The Best 4 Days In Sports
By: Andrew G
The previous two Masters tournaments were quiet as the patrons and spectators were kept away due to the pandemic, but this year that changed. Augusta National Golf Club’s gates have swung open once again for the wealthy masses to convene along the course. For all that has changed just about everywhere else, not so much has at Augusta. Of course, it hasn’t: This is tradition-bound Augusta, for better or for worse.
And so the Masters is, as ever, a sporting event with the (sometimes vanishing) sensibilities of a garden party, the rarefied attendance of an elite fraternity gathering and a golf spectacle equaled by few places.

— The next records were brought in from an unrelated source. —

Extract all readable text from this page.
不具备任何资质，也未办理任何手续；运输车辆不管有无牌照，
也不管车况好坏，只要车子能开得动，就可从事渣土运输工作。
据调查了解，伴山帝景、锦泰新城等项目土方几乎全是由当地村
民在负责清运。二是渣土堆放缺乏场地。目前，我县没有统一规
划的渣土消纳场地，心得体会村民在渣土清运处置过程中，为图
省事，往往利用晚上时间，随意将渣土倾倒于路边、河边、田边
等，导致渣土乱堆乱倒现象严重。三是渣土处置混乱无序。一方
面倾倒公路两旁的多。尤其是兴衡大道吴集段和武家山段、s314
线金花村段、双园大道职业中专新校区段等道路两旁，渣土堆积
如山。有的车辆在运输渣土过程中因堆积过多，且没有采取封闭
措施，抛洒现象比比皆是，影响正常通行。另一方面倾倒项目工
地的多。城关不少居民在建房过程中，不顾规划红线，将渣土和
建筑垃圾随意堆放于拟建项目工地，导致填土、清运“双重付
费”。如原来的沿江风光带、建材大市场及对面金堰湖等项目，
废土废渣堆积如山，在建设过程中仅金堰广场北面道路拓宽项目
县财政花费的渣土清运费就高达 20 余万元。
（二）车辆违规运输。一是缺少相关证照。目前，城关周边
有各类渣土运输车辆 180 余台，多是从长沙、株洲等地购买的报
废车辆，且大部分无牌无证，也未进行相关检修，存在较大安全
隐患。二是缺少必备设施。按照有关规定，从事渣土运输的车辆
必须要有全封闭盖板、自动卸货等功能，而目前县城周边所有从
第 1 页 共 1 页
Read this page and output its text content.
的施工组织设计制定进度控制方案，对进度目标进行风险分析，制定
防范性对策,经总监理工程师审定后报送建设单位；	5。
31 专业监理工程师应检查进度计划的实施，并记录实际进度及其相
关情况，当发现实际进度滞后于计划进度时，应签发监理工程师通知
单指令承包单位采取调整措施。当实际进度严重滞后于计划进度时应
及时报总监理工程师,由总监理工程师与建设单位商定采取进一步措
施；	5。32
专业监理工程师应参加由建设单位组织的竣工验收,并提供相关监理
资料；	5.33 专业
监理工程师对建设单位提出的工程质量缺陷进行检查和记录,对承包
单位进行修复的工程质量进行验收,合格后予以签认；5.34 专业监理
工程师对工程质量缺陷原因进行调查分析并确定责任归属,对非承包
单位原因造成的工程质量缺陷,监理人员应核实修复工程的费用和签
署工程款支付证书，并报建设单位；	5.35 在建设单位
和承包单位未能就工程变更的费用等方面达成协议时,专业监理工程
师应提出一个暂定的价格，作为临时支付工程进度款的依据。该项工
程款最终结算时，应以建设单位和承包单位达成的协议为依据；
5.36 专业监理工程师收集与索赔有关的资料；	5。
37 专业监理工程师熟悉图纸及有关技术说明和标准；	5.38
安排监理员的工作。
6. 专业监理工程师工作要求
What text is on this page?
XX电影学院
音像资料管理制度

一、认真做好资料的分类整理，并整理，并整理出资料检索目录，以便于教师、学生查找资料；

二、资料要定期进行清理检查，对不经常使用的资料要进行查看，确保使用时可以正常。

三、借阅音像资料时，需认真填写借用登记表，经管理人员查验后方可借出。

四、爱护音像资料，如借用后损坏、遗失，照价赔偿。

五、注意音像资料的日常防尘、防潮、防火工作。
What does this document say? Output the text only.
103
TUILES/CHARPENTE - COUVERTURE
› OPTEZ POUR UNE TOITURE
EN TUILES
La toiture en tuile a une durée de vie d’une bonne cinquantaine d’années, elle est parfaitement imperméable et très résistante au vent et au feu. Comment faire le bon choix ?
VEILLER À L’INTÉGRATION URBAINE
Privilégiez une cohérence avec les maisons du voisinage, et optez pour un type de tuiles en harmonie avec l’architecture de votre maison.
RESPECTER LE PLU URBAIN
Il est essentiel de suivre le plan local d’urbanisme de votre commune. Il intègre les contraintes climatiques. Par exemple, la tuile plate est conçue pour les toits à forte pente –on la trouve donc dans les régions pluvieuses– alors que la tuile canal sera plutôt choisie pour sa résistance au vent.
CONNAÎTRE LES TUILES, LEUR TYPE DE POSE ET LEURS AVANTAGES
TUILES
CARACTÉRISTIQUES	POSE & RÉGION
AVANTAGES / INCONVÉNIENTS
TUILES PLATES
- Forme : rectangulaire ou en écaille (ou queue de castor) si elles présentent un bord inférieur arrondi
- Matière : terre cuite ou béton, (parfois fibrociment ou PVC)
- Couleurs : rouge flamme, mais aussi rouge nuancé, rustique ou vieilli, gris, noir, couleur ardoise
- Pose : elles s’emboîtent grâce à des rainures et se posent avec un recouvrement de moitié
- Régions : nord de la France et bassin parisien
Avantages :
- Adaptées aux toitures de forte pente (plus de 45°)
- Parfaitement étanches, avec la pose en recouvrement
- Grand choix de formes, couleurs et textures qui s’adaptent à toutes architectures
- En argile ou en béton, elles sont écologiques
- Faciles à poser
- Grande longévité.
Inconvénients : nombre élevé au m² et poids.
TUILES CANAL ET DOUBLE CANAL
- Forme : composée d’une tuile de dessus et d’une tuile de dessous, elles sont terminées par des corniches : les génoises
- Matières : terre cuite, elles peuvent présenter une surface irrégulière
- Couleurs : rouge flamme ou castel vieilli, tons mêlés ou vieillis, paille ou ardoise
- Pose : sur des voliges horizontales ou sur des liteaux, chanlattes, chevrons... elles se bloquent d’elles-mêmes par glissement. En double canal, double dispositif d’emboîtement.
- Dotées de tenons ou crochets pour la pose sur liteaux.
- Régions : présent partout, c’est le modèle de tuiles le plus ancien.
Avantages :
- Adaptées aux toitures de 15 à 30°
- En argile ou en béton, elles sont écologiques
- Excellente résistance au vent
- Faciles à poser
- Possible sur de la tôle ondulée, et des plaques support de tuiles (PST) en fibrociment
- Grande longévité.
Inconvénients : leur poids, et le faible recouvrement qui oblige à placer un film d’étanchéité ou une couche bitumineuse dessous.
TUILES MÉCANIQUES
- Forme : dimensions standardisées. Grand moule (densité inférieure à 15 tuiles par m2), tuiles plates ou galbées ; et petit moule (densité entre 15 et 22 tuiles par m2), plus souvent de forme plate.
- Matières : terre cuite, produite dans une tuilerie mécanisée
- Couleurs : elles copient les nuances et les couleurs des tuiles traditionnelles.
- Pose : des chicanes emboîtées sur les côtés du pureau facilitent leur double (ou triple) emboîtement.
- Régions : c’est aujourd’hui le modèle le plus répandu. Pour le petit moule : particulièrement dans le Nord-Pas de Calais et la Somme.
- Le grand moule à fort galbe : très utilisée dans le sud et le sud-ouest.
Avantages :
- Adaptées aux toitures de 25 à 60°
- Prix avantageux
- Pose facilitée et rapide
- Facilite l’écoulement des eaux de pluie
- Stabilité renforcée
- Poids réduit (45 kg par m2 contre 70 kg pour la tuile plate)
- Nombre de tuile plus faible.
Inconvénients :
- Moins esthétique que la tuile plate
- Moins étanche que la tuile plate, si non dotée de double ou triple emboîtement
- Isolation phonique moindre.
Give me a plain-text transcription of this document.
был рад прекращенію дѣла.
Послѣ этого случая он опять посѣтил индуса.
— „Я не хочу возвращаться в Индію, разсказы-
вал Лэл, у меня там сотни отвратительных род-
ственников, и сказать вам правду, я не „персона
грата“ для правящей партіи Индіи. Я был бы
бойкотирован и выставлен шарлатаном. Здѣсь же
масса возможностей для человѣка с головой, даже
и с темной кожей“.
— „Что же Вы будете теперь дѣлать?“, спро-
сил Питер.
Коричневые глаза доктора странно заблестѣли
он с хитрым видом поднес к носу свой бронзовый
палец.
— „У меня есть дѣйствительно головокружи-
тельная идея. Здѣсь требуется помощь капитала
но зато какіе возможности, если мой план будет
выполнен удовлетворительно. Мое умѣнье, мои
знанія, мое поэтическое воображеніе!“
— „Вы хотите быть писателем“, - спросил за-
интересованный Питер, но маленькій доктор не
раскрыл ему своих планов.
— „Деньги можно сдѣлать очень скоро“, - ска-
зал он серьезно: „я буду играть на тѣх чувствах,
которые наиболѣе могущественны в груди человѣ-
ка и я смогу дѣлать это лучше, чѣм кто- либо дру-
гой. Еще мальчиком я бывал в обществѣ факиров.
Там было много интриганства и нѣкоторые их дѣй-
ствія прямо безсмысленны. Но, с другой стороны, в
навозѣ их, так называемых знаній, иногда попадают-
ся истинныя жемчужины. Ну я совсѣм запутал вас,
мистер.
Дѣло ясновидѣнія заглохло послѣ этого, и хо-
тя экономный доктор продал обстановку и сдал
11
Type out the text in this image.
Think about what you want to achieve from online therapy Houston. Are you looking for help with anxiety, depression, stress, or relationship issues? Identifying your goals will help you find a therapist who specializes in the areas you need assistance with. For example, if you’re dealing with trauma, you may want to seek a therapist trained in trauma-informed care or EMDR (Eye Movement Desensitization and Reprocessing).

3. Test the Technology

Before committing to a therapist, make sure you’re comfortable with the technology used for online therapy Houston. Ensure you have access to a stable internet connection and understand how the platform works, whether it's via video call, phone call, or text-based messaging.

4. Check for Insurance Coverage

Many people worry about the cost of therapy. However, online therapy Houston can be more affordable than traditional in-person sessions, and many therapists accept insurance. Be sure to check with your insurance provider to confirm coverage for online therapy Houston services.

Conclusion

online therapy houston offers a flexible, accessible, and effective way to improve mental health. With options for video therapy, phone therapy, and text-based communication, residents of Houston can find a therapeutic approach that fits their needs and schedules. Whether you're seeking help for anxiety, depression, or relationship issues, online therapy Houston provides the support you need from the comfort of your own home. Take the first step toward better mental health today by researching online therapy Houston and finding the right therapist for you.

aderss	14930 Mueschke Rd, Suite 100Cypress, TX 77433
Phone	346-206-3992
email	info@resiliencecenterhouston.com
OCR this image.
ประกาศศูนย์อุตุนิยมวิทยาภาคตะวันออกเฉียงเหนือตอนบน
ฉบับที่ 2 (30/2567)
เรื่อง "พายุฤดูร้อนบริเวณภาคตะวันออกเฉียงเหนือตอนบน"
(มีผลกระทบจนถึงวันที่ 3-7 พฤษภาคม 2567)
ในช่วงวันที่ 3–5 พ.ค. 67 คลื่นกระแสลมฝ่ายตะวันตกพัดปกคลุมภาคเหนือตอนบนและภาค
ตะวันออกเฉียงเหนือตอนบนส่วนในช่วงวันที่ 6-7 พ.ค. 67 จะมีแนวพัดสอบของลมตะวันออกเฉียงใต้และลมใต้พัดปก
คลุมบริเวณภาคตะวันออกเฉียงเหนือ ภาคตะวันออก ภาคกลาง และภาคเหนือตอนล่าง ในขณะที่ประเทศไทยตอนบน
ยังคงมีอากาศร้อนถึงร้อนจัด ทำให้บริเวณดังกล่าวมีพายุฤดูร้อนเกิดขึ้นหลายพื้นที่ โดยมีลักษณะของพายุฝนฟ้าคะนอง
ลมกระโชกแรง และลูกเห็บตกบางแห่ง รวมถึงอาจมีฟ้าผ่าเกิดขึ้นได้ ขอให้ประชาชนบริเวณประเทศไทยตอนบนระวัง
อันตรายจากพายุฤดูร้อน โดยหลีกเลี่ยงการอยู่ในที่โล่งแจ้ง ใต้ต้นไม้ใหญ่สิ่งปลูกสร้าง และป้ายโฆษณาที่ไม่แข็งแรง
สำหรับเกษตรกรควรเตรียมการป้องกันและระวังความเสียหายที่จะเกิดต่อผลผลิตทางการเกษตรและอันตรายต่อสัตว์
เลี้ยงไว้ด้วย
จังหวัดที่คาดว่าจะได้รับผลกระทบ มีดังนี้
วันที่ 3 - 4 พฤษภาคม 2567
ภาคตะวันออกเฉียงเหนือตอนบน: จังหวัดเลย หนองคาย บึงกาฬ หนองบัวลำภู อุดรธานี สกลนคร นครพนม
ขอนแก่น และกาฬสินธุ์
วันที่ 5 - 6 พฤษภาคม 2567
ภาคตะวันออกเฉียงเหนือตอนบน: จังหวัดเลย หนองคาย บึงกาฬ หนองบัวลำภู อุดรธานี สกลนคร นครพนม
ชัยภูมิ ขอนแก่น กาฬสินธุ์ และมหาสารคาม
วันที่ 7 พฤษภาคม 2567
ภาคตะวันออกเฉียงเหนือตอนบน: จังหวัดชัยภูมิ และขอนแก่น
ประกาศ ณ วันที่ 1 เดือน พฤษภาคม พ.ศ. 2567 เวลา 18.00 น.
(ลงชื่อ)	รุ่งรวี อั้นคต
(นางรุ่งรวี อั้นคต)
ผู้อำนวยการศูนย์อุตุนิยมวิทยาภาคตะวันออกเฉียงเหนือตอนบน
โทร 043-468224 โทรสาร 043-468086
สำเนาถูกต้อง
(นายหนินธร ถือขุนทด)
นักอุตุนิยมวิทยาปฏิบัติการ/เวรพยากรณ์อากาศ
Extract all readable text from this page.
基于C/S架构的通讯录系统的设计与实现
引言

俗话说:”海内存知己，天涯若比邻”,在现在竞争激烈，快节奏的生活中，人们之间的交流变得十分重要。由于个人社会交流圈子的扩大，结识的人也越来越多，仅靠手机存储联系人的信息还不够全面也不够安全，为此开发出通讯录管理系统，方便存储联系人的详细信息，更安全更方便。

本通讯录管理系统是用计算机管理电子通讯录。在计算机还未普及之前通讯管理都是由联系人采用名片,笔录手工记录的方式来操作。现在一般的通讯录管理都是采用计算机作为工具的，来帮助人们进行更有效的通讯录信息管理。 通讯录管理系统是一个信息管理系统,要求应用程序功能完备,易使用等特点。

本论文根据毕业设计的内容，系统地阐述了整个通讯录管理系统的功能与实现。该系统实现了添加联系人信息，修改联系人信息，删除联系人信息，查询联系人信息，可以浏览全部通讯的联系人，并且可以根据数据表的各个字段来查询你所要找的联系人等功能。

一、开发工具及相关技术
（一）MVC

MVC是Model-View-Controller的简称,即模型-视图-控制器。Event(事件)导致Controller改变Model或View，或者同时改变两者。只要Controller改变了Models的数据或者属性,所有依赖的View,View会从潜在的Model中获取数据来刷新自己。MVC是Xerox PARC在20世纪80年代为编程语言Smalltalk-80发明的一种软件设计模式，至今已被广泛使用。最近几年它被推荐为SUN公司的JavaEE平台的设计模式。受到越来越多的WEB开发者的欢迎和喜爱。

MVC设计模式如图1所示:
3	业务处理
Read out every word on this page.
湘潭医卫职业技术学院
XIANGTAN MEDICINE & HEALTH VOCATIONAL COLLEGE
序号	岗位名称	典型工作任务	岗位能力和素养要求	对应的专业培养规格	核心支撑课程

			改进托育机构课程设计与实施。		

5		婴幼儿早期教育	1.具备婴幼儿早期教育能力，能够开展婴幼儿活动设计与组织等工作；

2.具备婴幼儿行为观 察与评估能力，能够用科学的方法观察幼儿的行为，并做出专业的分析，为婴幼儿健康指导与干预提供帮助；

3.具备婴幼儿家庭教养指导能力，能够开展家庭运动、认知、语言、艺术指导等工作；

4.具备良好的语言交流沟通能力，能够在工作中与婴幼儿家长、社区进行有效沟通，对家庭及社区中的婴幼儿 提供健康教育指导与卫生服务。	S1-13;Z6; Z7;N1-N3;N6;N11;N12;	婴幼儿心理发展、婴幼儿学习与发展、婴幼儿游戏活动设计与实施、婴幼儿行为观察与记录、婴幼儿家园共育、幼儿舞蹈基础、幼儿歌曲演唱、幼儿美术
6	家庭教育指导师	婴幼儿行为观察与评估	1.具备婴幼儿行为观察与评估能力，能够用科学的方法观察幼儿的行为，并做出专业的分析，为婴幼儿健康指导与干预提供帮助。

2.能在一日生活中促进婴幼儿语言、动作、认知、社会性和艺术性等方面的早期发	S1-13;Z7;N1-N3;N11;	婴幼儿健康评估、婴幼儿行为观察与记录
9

Pairing sheets, free to anyone who perhaps paid thousands of dollars for a general admission pass, rustle. Ice cubes clink in plastic cups filled with bourbon, and sandwich wrappers crinkle. Balls catapult off driver heads, setting up shots and, in the meantime, anodyne commentaries to no one in particular. There are nervous laughs, urgent shouts and communal ducking and shoulder-clenching when a shot goes astray and lands on the crossway of an entirely different hole.
Best part of the masters for patrons? There are no cellphones, no remote doorbell chimes, no one squawking on a conference call that you, too, have wound up joining. But there is, at last, noise.
“They just live and die with your success or failure,” Tommy Aaron, the 1973 Masters winner, said of the spectators in 2020. And they and their exclamations are back. A cheer someplace prompts heads to snap around, the volume and direction suggesting what might have made one man’s day and ruined another’s. If you’re like me, the only chance you have at ever seeing the Masters is by sneaking in or camping out in the trees days before the tournament.
Scottie Scheffler controlled the 2022 Masters since Friday. The dominance ended with him donning the green jacket on Sunday. The 25-year-old, currently ranked No. 1 in the world, shot a 1-under 71 in the final round to end the tournament at 10 under, three strokes ahead of second-place finisher Rory McIlroy. Scheffler was the only player in the field to break par in all four rounds.
Scheffler carded a double bogey on No. 18 after he missed a pair of short-range putts. His lead provided plenty of room for error, though. McIlroy tied the Masters final round record with a 64, punctuated by a chip-in from the bunker on No. 18 for birdie. McIlroy’s Sunday charge wasn’t enough to overtake Scheffler, who won his first career major.